Simple. If you're not close to retirement, you've got time to recover. If you're in the retirement-age zone, as I am (I'm 64), at least you've got the option of hanging on until things get better. If you're in the mandatory-withdrawal part of life (older than 70 1/2 ) or just need some retirement cash, you can take a minimal distribution this year and hope for the best.

If, however, you were forced to buy a lifetime annuity with your current balance -- when you buy such an annuity, you trade your cash for a series of guaranteed payments for the rest of your life -- you'd be making your loss permanent. That's how things could be worse.

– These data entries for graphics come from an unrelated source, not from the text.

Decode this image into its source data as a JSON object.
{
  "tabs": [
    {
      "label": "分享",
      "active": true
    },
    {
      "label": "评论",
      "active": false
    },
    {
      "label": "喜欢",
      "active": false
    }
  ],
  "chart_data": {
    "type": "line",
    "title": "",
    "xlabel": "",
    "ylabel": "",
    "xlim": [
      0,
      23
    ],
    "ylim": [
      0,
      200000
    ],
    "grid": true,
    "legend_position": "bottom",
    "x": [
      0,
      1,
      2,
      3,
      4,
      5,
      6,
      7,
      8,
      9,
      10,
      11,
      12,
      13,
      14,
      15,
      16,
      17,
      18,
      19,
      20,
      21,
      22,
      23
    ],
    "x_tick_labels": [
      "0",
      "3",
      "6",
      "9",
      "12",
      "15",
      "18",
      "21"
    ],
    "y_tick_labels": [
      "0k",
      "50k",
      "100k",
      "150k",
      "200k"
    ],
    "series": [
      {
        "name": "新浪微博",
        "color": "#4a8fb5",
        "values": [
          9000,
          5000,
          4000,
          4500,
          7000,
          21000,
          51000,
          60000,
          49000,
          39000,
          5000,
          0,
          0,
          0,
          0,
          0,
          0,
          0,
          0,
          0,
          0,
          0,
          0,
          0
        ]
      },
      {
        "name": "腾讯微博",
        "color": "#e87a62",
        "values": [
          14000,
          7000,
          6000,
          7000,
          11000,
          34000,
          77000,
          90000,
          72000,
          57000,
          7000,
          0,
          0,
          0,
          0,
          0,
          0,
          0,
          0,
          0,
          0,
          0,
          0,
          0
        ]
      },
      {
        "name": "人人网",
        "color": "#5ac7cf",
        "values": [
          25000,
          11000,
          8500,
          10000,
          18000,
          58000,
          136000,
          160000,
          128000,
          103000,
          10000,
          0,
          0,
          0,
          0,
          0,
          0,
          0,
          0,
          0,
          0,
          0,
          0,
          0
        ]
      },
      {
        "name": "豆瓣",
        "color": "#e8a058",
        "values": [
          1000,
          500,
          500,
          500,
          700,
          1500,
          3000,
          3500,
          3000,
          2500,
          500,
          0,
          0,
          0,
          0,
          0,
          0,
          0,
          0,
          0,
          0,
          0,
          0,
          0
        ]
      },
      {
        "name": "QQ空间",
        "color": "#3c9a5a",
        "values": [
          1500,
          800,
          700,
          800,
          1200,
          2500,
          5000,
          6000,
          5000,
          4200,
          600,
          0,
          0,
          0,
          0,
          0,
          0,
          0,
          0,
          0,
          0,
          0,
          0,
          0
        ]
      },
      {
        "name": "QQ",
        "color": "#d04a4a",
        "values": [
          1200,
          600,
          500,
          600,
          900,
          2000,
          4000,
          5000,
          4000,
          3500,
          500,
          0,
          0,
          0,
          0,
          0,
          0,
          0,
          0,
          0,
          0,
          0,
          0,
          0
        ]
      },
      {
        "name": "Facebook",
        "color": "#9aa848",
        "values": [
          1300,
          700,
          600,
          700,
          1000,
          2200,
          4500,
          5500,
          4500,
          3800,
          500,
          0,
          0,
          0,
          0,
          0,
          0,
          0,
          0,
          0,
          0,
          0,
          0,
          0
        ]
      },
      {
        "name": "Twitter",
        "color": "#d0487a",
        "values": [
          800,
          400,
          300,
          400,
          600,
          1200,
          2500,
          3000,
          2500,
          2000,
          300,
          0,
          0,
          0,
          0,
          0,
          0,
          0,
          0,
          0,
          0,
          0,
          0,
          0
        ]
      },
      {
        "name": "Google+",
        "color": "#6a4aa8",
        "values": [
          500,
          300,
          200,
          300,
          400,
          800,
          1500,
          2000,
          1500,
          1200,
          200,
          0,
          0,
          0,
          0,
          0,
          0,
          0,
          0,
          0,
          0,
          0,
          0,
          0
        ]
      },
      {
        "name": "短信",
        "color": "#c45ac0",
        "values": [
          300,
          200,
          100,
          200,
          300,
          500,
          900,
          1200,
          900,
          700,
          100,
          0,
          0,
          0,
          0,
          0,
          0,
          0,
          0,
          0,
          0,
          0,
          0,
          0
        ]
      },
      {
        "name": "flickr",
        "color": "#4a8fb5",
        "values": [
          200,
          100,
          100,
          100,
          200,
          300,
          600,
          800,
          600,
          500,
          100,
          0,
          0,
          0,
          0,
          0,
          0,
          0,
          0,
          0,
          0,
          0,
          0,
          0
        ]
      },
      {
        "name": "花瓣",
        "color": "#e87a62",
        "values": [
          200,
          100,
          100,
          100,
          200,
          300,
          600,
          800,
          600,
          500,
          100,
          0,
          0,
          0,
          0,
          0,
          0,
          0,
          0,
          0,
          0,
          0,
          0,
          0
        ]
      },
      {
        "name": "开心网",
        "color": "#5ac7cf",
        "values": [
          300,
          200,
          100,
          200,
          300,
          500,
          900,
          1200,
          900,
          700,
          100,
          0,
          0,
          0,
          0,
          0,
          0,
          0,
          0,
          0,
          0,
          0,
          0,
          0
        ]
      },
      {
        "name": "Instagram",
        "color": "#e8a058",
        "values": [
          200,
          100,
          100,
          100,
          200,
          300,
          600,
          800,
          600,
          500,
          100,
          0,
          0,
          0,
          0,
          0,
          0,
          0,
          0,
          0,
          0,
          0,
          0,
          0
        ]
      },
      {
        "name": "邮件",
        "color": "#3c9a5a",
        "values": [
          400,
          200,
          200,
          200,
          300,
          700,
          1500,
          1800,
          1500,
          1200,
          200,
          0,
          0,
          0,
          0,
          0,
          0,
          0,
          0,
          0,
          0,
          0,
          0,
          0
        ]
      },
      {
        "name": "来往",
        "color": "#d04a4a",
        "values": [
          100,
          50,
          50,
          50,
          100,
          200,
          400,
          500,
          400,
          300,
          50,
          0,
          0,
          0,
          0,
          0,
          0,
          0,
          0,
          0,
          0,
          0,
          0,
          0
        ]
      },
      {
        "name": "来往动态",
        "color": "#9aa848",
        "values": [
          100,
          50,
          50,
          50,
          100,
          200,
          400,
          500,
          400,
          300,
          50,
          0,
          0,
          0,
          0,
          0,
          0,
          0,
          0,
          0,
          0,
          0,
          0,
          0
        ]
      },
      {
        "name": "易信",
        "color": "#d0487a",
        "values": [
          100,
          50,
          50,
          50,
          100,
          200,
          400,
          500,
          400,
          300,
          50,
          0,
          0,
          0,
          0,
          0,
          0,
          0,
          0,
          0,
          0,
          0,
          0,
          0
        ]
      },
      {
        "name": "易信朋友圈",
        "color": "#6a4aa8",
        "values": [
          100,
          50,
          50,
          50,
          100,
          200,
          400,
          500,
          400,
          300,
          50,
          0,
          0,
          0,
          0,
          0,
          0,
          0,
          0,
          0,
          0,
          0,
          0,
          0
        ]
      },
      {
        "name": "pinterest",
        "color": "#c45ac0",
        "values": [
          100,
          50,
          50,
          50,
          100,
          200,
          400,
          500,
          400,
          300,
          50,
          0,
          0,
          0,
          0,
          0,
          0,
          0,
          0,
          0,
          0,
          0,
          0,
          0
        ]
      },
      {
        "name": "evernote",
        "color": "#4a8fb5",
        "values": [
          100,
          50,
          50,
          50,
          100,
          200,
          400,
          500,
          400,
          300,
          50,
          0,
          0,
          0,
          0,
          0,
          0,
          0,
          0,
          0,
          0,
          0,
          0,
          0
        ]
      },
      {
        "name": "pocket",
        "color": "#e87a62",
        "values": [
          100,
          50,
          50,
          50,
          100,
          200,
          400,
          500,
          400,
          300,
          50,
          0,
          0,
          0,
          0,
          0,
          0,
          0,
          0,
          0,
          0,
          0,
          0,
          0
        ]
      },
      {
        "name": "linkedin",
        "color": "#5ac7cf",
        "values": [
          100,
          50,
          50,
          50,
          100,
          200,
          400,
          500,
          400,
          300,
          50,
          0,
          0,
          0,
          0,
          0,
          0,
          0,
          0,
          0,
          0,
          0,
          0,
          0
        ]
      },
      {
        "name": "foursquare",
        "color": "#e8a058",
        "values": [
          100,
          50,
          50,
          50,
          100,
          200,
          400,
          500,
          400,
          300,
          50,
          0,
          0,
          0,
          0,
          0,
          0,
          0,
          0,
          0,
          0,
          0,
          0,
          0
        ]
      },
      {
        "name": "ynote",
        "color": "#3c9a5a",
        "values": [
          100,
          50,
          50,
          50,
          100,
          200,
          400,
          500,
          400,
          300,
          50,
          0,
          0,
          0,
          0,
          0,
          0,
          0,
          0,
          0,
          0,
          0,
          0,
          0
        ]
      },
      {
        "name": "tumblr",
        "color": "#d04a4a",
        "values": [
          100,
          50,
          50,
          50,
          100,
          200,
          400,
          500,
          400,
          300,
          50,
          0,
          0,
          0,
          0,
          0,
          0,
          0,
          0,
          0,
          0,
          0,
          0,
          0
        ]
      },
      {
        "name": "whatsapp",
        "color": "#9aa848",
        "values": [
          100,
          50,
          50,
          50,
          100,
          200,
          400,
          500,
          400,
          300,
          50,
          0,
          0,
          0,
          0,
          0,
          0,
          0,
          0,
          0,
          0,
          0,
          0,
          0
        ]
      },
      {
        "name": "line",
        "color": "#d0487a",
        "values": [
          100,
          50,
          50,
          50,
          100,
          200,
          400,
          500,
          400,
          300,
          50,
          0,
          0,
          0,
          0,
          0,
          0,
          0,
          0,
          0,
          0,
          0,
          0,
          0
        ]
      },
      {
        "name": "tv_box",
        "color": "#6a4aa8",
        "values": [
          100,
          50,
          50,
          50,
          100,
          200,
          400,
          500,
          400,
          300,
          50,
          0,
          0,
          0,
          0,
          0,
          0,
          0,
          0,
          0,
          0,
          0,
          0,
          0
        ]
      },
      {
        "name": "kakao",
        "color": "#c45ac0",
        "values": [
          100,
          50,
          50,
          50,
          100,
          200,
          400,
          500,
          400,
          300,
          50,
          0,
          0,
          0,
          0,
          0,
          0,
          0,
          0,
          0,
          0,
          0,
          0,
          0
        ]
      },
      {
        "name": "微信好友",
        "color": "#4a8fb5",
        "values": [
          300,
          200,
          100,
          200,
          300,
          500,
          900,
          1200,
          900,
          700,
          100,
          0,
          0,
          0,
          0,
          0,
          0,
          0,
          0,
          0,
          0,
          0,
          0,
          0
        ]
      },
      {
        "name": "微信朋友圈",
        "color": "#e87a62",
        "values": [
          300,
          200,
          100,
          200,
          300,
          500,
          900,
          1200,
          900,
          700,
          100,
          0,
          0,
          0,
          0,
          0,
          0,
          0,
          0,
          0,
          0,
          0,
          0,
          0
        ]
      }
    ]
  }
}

That is what could have happened to many people under President Bush's proposed Social Security privatization program. It would have required people of modest and very modest means who invested their Social Security taxes in the market to turn some or all of those accounts into annuities when they hit retirement age. (Yes, Bush never proposed a specific plan, but annuitizing private accounts for some people is what his 2001 Social Security privatization commission proposed.)

A couple points:

  • First, as I showed in this paper, people retiring under current market conditions actually wouldn't have done all that badly. Assuming a plan similar to President Bush's, the typical worker's total Social Security benefit would have increased by around 15 percent. While Sloan's anecdotal evidence is compelling, in doing this paper I found that you really need to run the numbers.
  • Second, Sloan says that people would be "forced to buy a lifetime annuity" with their personal account balances, thereby locking in the poor returns of the past few years. Um, except that they wouldn't. Both the 2001 Social Security reform commission and President Bush's reform proposal allowed for scheduled withdrawals instead of immediate annuitization.
  • Third, Sloan later says that the Bush plan would "force people to depend on the markets for money to meet basic needs." Again, except it wouldn't: no one under the Bush proposal (or most other account plans, for that matter) would be forced to take a personal account, and no one holding an account would be forced to invest even a penny in the stock market.

Allan Sloan's stuff is usually quite interesting, but this is a bit sloppy on the facts.